There it rested until half time with Rangers, the favourites, downwind. But the expected never happened as Celtic locked up the middle, tackled even harder and eventually sucked their opponents dry.

They scored again after 55 minutes when Jackson was forced into a desperate tackle on Wilson which left the winger almost on the track. Callaghan took the free kick and McNeill, having stolen silently to the far post, headed strongly and accurately back across the goal. Hood again was present to stick the ball over the line. This time there was no reply, for Hay's damaging tackles had taken effect and Rangers were short of inventive ideas.

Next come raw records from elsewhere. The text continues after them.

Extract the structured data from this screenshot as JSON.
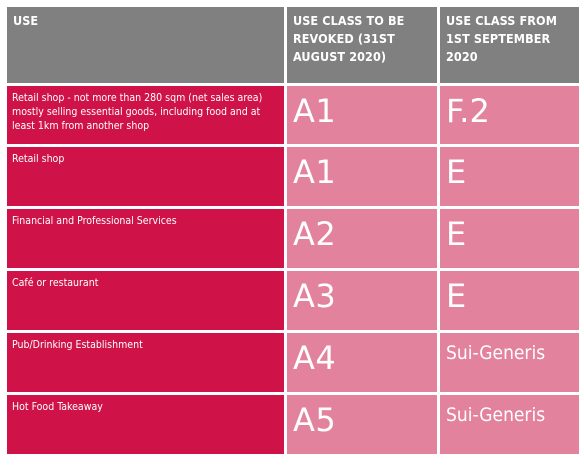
{
  "header": {
    "use": "USE",
    "revoked": "USE CLASS TO BE REVOKED (31ST AUGUST 2020)",
    "new": "USE CLASS FROM 1ST SEPTEMBER 2020"
  },
  "rows": [
    {
      "use": "Retail shop - not more than 280 sqm (net sales area) mostly selling essential goods, including food and at least 1km from another shop",
      "revoked": "A1",
      "new": "F.2"
    },
    {
      "use": "Retail shop",
      "revoked": "A1",
      "new": "E"
    },
    {
      "use": "Financial and Professional Services",
      "revoked": "A2",
      "new": "E"
    },
    {
      "use": "Café or restaurant",
      "revoked": "A3",
      "new": "E"
    },
    {
      "use": "Pub/Drinking Establishment",
      "revoked": "A4",
      "new": "Sui-Generis"
    },
    {
      "use": "Hot Food Takeaway",
      "revoked": "A5",
      "new": "Sui-Generis"
    }
  ],
  "colors": {
    "header_bg": "#808080",
    "use_bg": "#cf1348",
    "class_bg": "#e3829c",
    "text": "#ffffff"
  }
}
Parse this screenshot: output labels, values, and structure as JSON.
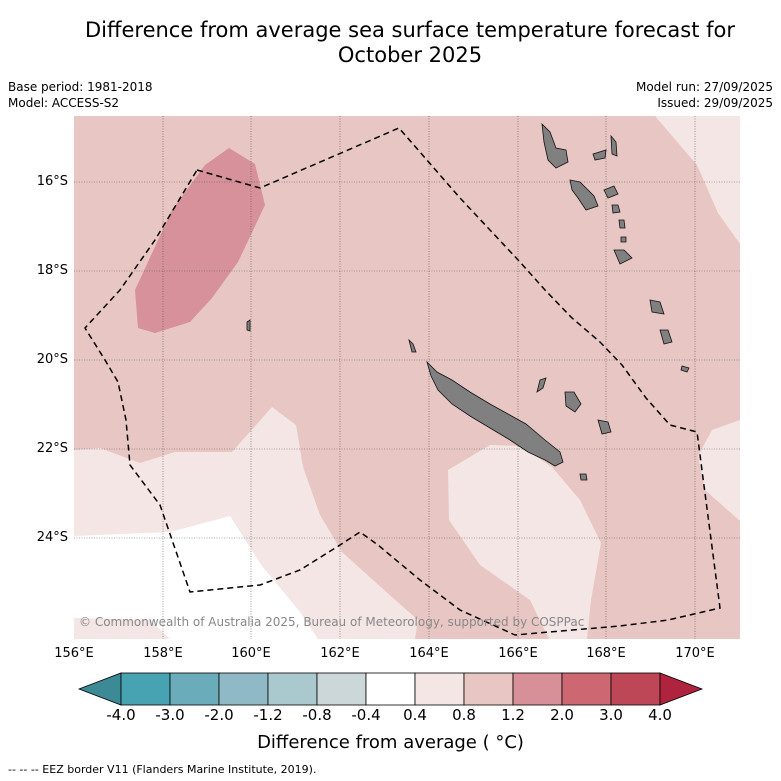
{
  "title_line1": "Difference from average sea surface temperature forecast for",
  "title_line2": "October 2025",
  "base_period": "Base period: 1981-2018",
  "model": "Model: ACCESS-S2",
  "model_run": "Model run: 27/09/2025",
  "issued": "Issued: 29/09/2025",
  "copyright": "© Commonwealth of Australia 2025, Bureau of Meteorology, supported by COSPPac",
  "latitudes": [
    "16°S",
    "18°S",
    "20°S",
    "22°S",
    "24°S"
  ],
  "longitudes": [
    "156°E",
    "158°E",
    "160°E",
    "162°E",
    "164°E",
    "166°E",
    "168°E",
    "170°E"
  ],
  "colorbar": {
    "title": "Difference from average ( °C)",
    "labels": [
      "-4.0",
      "-3.0",
      "-2.0",
      "-1.2",
      "-0.8",
      "-0.4",
      "0.4",
      "0.8",
      "1.2",
      "2.0",
      "3.0",
      "4.0"
    ],
    "colors": [
      "#3d8a97",
      "#47a2b1",
      "#6aacba",
      "#8fbac5",
      "#a9c9ce",
      "#ccd7d9",
      "#ffffff",
      "#f4e6e5",
      "#e8c6c3",
      "#d78f98",
      "#cd6772",
      "#bd4657",
      "#b0233e"
    ]
  },
  "footnote": "--  --  -- EEZ border V11 (Flanders Marine Institute, 2019).",
  "colors": {
    "background_anomaly": "#e8c6c3",
    "light_anomaly": "#f4e6e5",
    "strong_anomaly": "#d6919a",
    "land": "#808080"
  }
}
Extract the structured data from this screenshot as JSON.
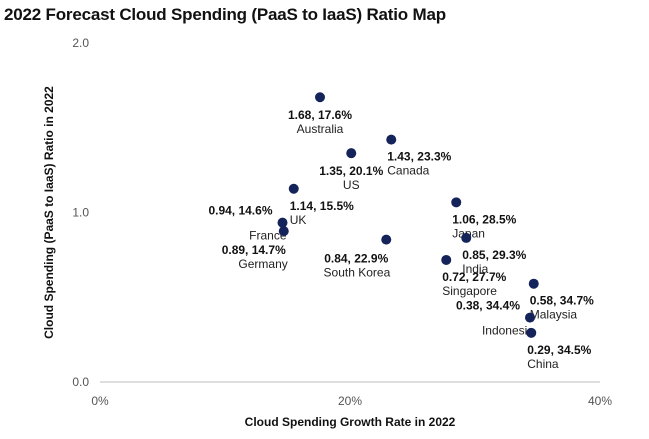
{
  "chart_data": {
    "type": "scatter",
    "title": "2022 Forecast Cloud Spending (PaaS to IaaS) Ratio Map",
    "xlabel": "Cloud Spending Growth Rate in 2022",
    "ylabel": "Cloud Spending (PaaS to IaaS) Ratio in 2022",
    "xlim": [
      0,
      40
    ],
    "ylim": [
      0,
      2
    ],
    "x_ticks": [
      {
        "value": 0,
        "label": "0%"
      },
      {
        "value": 20,
        "label": "20%"
      },
      {
        "value": 40,
        "label": "40%"
      }
    ],
    "y_ticks": [
      {
        "value": 0,
        "label": "0.0"
      },
      {
        "value": 1,
        "label": "1.0"
      },
      {
        "value": 2,
        "label": "2.0"
      }
    ],
    "marker_color": "#14245a",
    "points": [
      {
        "id": "australia",
        "name": "Australia",
        "label": "1.68, 17.6%",
        "x": 17.6,
        "y": 1.68,
        "pos": "below-center"
      },
      {
        "id": "us",
        "name": "US",
        "label": "1.35, 20.1%",
        "x": 20.1,
        "y": 1.35,
        "pos": "below-center"
      },
      {
        "id": "canada",
        "name": "Canada",
        "label": "1.43, 23.3%",
        "x": 23.3,
        "y": 1.43,
        "pos": "below-left"
      },
      {
        "id": "uk",
        "name": "UK",
        "label": "1.14, 15.5%",
        "x": 15.5,
        "y": 1.14,
        "pos": "below-left"
      },
      {
        "id": "france",
        "name": "France",
        "label": "0.94, 14.6%",
        "x": 14.6,
        "y": 0.94,
        "pos": "above-right"
      },
      {
        "id": "germany",
        "name": "Germany",
        "label": "0.89, 14.7%",
        "x": 14.7,
        "y": 0.89,
        "pos": "below-right"
      },
      {
        "id": "south-korea",
        "name": "South Korea",
        "label": "0.84, 22.9%",
        "x": 22.9,
        "y": 0.84,
        "pos": "below-right"
      },
      {
        "id": "japan",
        "name": "Japan",
        "label": "1.06, 28.5%",
        "x": 28.5,
        "y": 1.06,
        "pos": "below-left"
      },
      {
        "id": "india",
        "name": "India",
        "label": "0.85, 29.3%",
        "x": 29.3,
        "y": 0.85,
        "pos": "below-left"
      },
      {
        "id": "singapore",
        "name": "Singapore",
        "label": "0.72, 27.7%",
        "x": 27.7,
        "y": 0.72,
        "pos": "below-left"
      },
      {
        "id": "malaysia",
        "name": "Malaysia",
        "label": "0.58, 34.7%",
        "x": 34.7,
        "y": 0.58,
        "pos": "below-left"
      },
      {
        "id": "indonesia",
        "name": "Indonesia",
        "label": "0.38, 34.4%",
        "x": 34.4,
        "y": 0.38,
        "pos": "above-right"
      },
      {
        "id": "china",
        "name": "China",
        "label": "0.29, 34.5%",
        "x": 34.5,
        "y": 0.29,
        "pos": "below-left"
      }
    ]
  }
}
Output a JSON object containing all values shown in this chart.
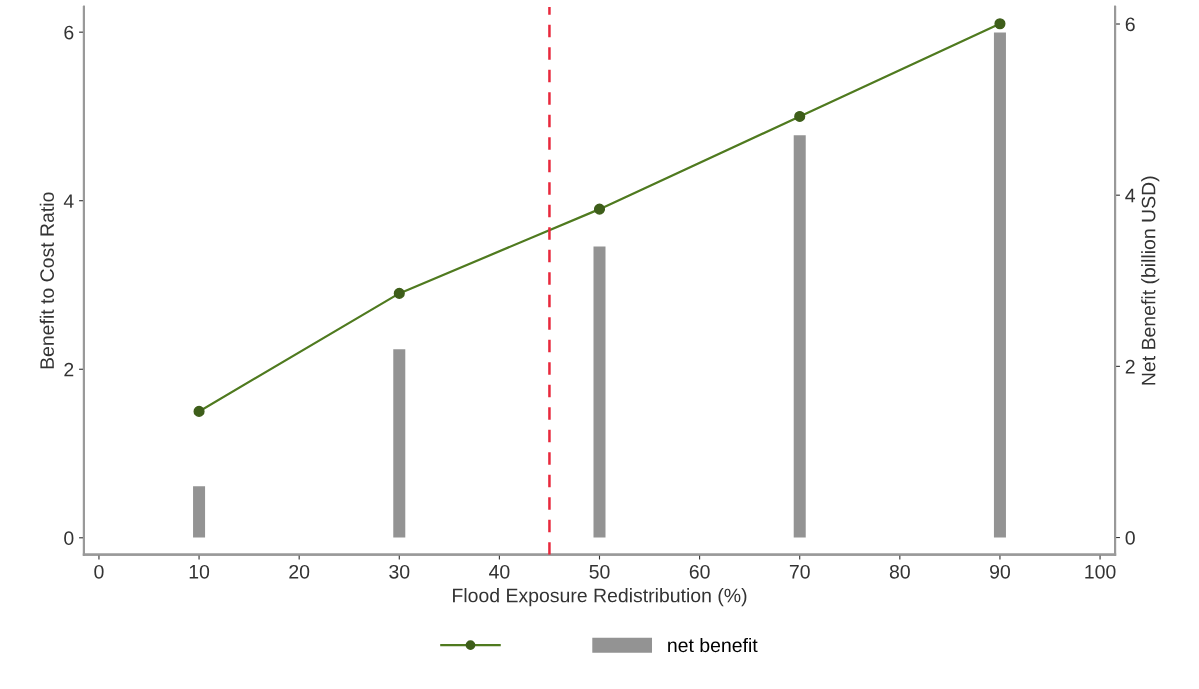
{
  "chart_data": {
    "type": "line",
    "xlabel": "Flood Exposure Redistribution (%)",
    "ylabel": "Benefit to Cost Ratio",
    "y2label": "Net Benefit (billion USD)",
    "x": [
      10,
      30,
      50,
      70,
      90
    ],
    "series": [
      {
        "color": "#4f7a1f",
        "values": [
          1.5,
          2.9,
          3.9,
          5.0,
          6.1
        ],
        "marker": "circle"
      },
      {
        "type": "bar",
        "name": "net benefit",
        "color": "#939393",
        "values": [
          0.6,
          2.2,
          3.4,
          4.7,
          5.9
        ],
        "axis": "y2"
      }
    ],
    "xlim": [
      -1.5,
      101.5
    ],
    "xticks": [
      0,
      10,
      20,
      30,
      40,
      50,
      60,
      70,
      80,
      90,
      100
    ],
    "ylim": [
      -0.2,
      6.3
    ],
    "yticks": [
      0,
      2,
      4,
      6
    ],
    "y2lim": [
      -0.2,
      6.2
    ],
    "y2ticks": [
      0,
      2,
      4,
      6
    ],
    "ref_lines": [
      {
        "axis": "x",
        "value": 45,
        "color": "#e8283c",
        "line_style": "dashed"
      }
    ],
    "grid": false,
    "legend": "bottom"
  }
}
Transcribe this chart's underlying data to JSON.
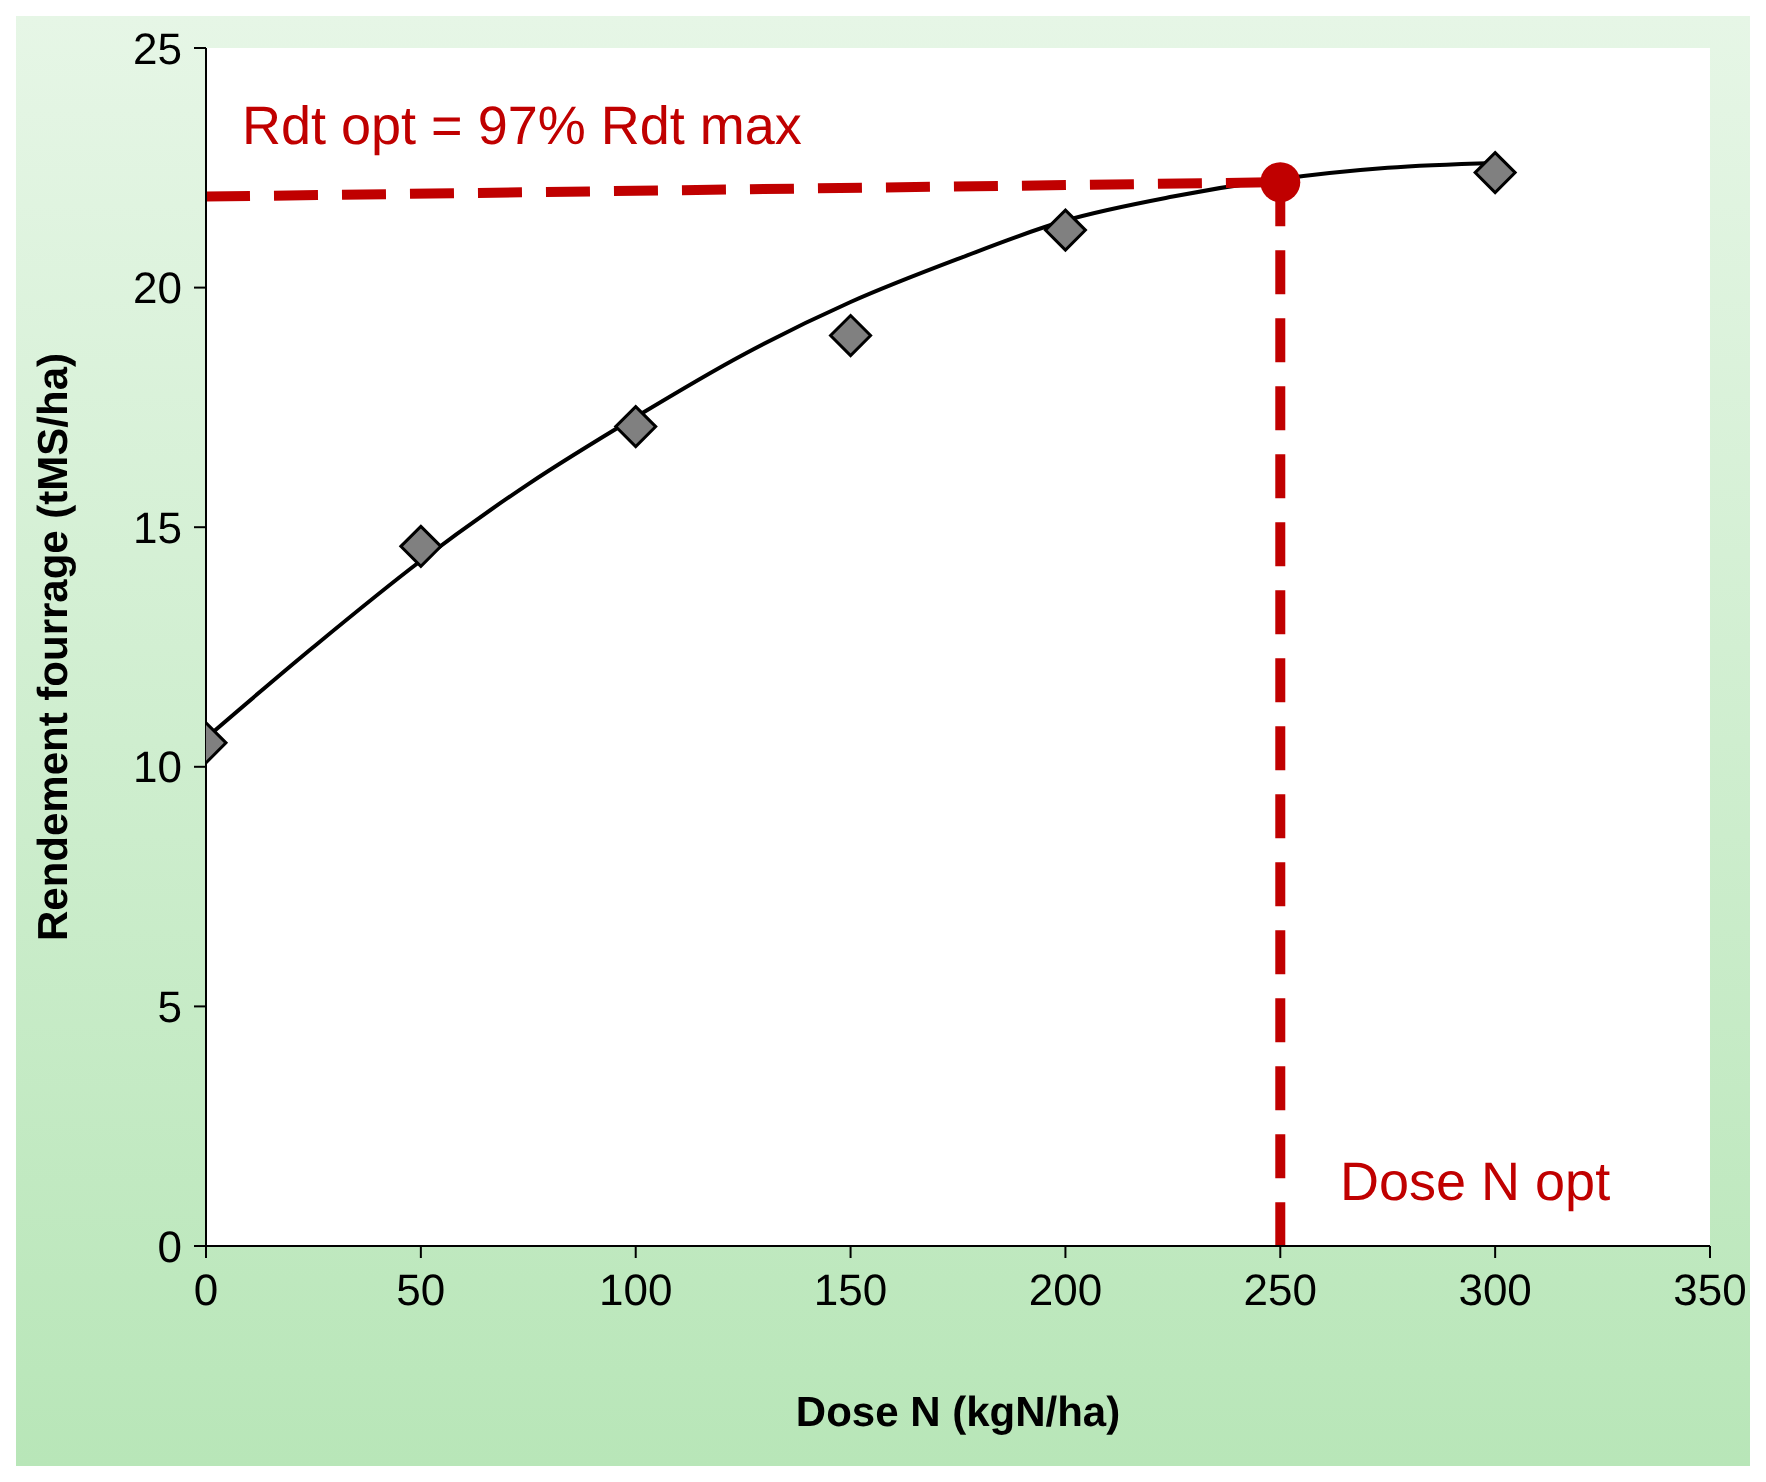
{
  "chart_data": {
    "type": "scatter",
    "xlabel": "Dose N (kgN/ha)",
    "ylabel": "Rendement fourrage (tMS/ha)",
    "xlim": [
      0,
      350
    ],
    "xticks": [
      0,
      50,
      100,
      150,
      200,
      250,
      300,
      350
    ],
    "ylim": [
      0,
      25
    ],
    "yticks": [
      0,
      5,
      10,
      15,
      20,
      25
    ],
    "grid": false,
    "legend": false,
    "series": [
      {
        "type": "line",
        "color": "#000000",
        "marker": "none",
        "line_style": "solid",
        "x": [
          0,
          25,
          50,
          75,
          100,
          125,
          150,
          175,
          200,
          225,
          275,
          300
        ],
        "values": [
          10.6,
          12.5,
          14.3,
          15.9,
          17.3,
          18.6,
          19.7,
          20.6,
          21.4,
          21.9,
          22.5,
          22.6
        ]
      },
      {
        "type": "line",
        "color": "#c00000",
        "marker": "none",
        "line_style": "dashed",
        "x": [
          0,
          250
        ],
        "values": [
          21.9,
          22.2
        ]
      },
      {
        "type": "line",
        "color": "#c00000",
        "marker": "none",
        "line_style": "dashed",
        "x": [
          250,
          250
        ],
        "values": [
          22.2,
          0
        ]
      },
      {
        "color": "#808080",
        "marker": "diamond",
        "x": [
          0,
          50,
          100,
          150,
          200,
          300
        ],
        "values": [
          10.5,
          14.6,
          17.1,
          19.0,
          21.2,
          22.4
        ]
      },
      {
        "type": "scatter",
        "color": "#c00000",
        "marker": "circle",
        "x": [
          250
        ],
        "values": [
          22.2
        ]
      }
    ],
    "annotations": [
      "Rdt opt = 97% Rdt max",
      "Dose N opt"
    ]
  }
}
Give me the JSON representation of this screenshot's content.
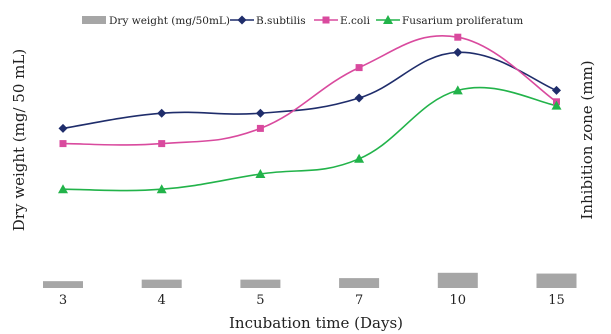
{
  "chart_data": {
    "type": "line",
    "title": "",
    "xlabel": "Incubation time (Days)",
    "ylabel_left": "Dry weight (mg/ 50 mL)",
    "ylabel_right": "Inhibition  zone (mm)",
    "categories": [
      "3",
      "4",
      "5",
      "7",
      "10",
      "15"
    ],
    "ylim": [
      0,
      35
    ],
    "grid": false,
    "legend_position": "top",
    "bars": {
      "name": "Dry weight (mg/50mL)",
      "color": "#a6a6a6",
      "values": [
        0.9,
        1.1,
        1.1,
        1.3,
        2.0,
        1.9
      ]
    },
    "series": [
      {
        "name": "B.subtilis",
        "color": "#1f2d6b",
        "marker": "diamond",
        "values": [
          21,
          23,
          23,
          25,
          31,
          26
        ]
      },
      {
        "name": "E.coli",
        "color": "#d94a9e",
        "marker": "square",
        "values": [
          19,
          19,
          21,
          29,
          33,
          24.5
        ]
      },
      {
        "name": "Fusarium proliferatum",
        "color": "#22b34a",
        "marker": "triangle",
        "values": [
          13,
          13,
          15,
          17,
          26,
          24
        ]
      }
    ]
  }
}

Manager Wallace threw on Derek Johnstone as an extra striker in place of McLean who had disappeared but the teenager had hardly arrived before Hood had completed his hat trick to take the Semi Final beyond recall. Again it was a Dalglish pass and he looked offside as he strode across the penalty area to stroke the ball past the reach of McCloy. This was balanced by another tremendous Hood shot which looked onside that was disallowed only a few seconds later.

So the terraces were cleared with Celtic songs being sung loudly and enthusiastically, if untunefully. Once more out of a period of some concern inside the club the right answers had been found and the Celts had beaten Rangers for the third time this season.